Advance care planning: New research reveals mismatch between CCG policies and the reality for patients
Patients report doctors being ill-equipped to support them to plan ahead for their future care and treatment, says Compassion in Dying.
A report published today (Friday 5th October 2018) has revealed significant gaps between Clinical Commissioning Groups’ (CCGs) policies on advance care planning and the reality experienced by patients. This could result in GPs being unable to adequately support their patients to plan for their future care and treatment, meaning that people may be less likely to have their wishes known about and followed by health and care professionals.
Compassion in Dying was prompted to conduct a Freedom of Information request to all 207 CCGs in England about their policies on advance care planning after receiving frequent enquiries to its information line regarding people’s experiences with GPs. Callers reported doctors being hesitant, not confident or even unwilling to discuss or record their advance care plans, which can include an Advance Decision (to Refuse Treatment - often known as a ‘Living Will’), a Do Not Attempt Cardiopulmonary Resuscitation (DNAR) form, and/or a Lasting Power of Attorney (LPA) for Health and Welfare.
The report highlights that, contrary to the official policies of many CCGs, in practice there is often a lack of quality information and training for GPs on advance care planning, failures to fully implement the Mental Capacity Act and no formal systems for recording advance care planning documentation on patients’ records.
Examples of enquiries to Compassion in Dying’s Information Line include:
“The GP thought that my Advance Decision meant I did not want any further treatment as of now!
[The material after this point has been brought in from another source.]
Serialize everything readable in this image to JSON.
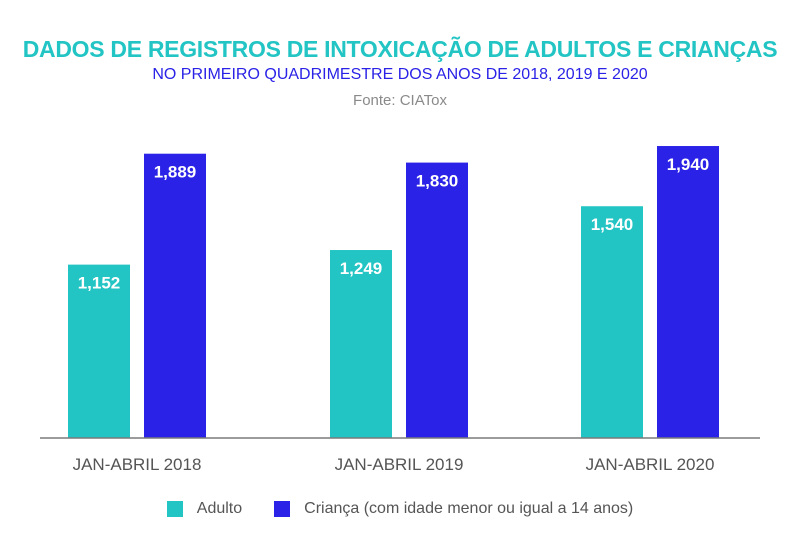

I explained that it was a refusal of treatment for when I lost capacity to make decisions myself. The administrative department refused to record my Advance Decision on my medical notes and destroyed the copy I had given them.” (Henry, 2018)
“When I went to discuss my Advance Decision with my GP, she was utterly bemused by the whole thing. ‘What is this? Why are you bringing it to me? Where did you get it from?’ After she'd read the whole thing, she said ‘so it's about not being resuscitated?’ I had to explain everything to her.” (Kathy, 2018)
“My GP isn’t supportive of my Advance Decision and said I have to pay £50 for an appointment to discuss it.” (Mark, 2018)
Compassion in Dying is now appealing to CCGs to implement the report’s recommendations to help ensure that GPs can fully support their patients to plan for their future care and ensure their wishes are recorded and respected. This includes ensuring that the Mental Capacity Act is the foundation for all advance care planning policies, providing high quality information and training to GPs, noting the existence of care planning documentation in patients’ summary care records, and working with experts in the voluntary sector.
Natalie Koussa, Director of Partnerships and Services at Compassion in Dying said:
“Evidence shows that supporting people to make a clear, timely advance care plan not only provides reassurance and peace of mind to individuals and their families, but also reduces unwanted or unwarranted hospital admissions- an indicator of success for CCGs across England.
“However, our report reveals that although some CCGs may appear to have robust policies on advance care planning, enquiries to our Information Line suggest that they are not always being practiced in reality. It is therefore not surprising that the 2018 GP Patient Survey found that just 24% of people with a long term condition had agreed a care plan with their doctor. We propose a number of recommendations to strengthen existing policies and ensure they are better adhered to in future, so that patients can receive more and better support from their doctors to plan ahead.
“Our experience shows that while patients feel ready and able to talk about death and dying, often healthcare professionals do not. We recognise that GP practices are under immense pressure, so we want to offer our support and expertise through specialist information, accredited training and community outreach work.
“If national commitments to person-centred care and shared decision-making are to be achieved, GPs must be supported to play their part in ensuring their patients’ wishes for treatment and care can be properly discussed, recorded and followed.”